Carter-Williams and Noel are the pieces around which others are to fit – for all the productive play of veterans Evan Turner, Thad Young and a resurgent Spencer Hawes (whose resurgence is due in part to Carter-Williams’s pick and roll connection with him), they are trade pieces or complimentary talents, potentially part of the longer term vision but only for as long as they are more valuable as that then as assets. For now, Carter-Williams leads the charge, with Noel and the high 2014 first round pick yet to come.

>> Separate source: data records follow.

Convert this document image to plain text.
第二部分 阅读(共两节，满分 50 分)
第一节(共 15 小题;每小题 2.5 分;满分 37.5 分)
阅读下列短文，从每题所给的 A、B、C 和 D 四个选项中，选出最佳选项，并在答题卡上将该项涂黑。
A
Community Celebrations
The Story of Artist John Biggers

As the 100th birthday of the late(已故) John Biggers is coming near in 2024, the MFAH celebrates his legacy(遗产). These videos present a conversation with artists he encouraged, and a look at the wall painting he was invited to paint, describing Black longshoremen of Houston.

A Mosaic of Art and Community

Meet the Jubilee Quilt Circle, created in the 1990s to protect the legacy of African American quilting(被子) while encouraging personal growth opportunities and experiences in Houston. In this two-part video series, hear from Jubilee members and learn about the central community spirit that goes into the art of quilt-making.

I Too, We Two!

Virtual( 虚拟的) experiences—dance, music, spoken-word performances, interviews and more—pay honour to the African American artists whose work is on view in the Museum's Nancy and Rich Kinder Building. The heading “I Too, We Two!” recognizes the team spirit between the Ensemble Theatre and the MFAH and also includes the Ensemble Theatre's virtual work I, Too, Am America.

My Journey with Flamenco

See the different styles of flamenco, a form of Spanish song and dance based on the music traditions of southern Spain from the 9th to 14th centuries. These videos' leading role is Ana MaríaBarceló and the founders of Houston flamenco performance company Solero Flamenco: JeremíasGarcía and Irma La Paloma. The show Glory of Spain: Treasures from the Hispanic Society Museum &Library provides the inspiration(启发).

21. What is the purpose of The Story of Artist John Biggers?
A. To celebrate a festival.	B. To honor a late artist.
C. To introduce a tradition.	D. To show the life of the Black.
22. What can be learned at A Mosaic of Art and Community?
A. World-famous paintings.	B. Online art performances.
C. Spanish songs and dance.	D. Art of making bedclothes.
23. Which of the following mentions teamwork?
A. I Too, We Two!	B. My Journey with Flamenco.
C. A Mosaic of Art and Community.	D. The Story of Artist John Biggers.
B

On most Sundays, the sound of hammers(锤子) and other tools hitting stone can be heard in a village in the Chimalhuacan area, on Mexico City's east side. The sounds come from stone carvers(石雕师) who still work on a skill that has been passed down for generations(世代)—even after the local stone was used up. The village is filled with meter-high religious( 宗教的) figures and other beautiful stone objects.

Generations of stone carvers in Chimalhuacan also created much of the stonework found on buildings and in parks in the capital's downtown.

This is fine for the moment. However, the task of reconciling and creating a complimentary roster is not an easy one, and Philadelphia are a long way from achieving it at the moment. The makeshift 76ers are an oddly constructed bunch - this is a team on which the starting centre leads the team in three-point makes, and he and the starting power forward are the two leaders in three-point percentage. It is a team with some talent, both young and veteran, but also with almost every question left to answer. Indeed, Carter-Williams is partly responsible for the most profound weaknesses going forward, his own weak jumpshooting and poor perimeter defense (belied by the steals totals, his off-the-ball awareness and close-outs are poor, and he sags off too his man too often) being symptomatic of the team-wide issues. It is not a problem at this time, given the lack of intent to win, yet flanking a point guard who cannot shoot consistently is a potential problem going forward.
Carter-Williams's strong start highlights some of these problems for the future. It is easy enough to consider Evan Turner a likely trade candidate, or alternatively a candidate to leave in free agency – both ball-dominant players offering little spacing and far less off-the-ball game, it is difficult to see the two ever co-existing optimally, and Turner’s status as both an incumbent veteran and somewhat disappointment combines with his contract status to make him the obvious sacrifice. Yet the problem goes further than just pairing those two.
July 8, 2013
Criticisms of Carter-Williams include that he can't shoot, and he can't make contested shots at the basket either, as he's too slender. He's raw, he's too turnover prone, he doesn't use his left hand enough, and he makes poor decisions. All true enough, and all sound bad. But all can be worked at. What Carter-Williams does undeniably possess is size, a handle, the ability to score in isolation and in transition, a knack for getting to the rim more with guile than speed, passing skills and vision, and an innate skill for the penetrate-and-dish. If he needs to get bigger, tougher and smarter while developing a jumpshot, that's fine. So do most 21 year old guards.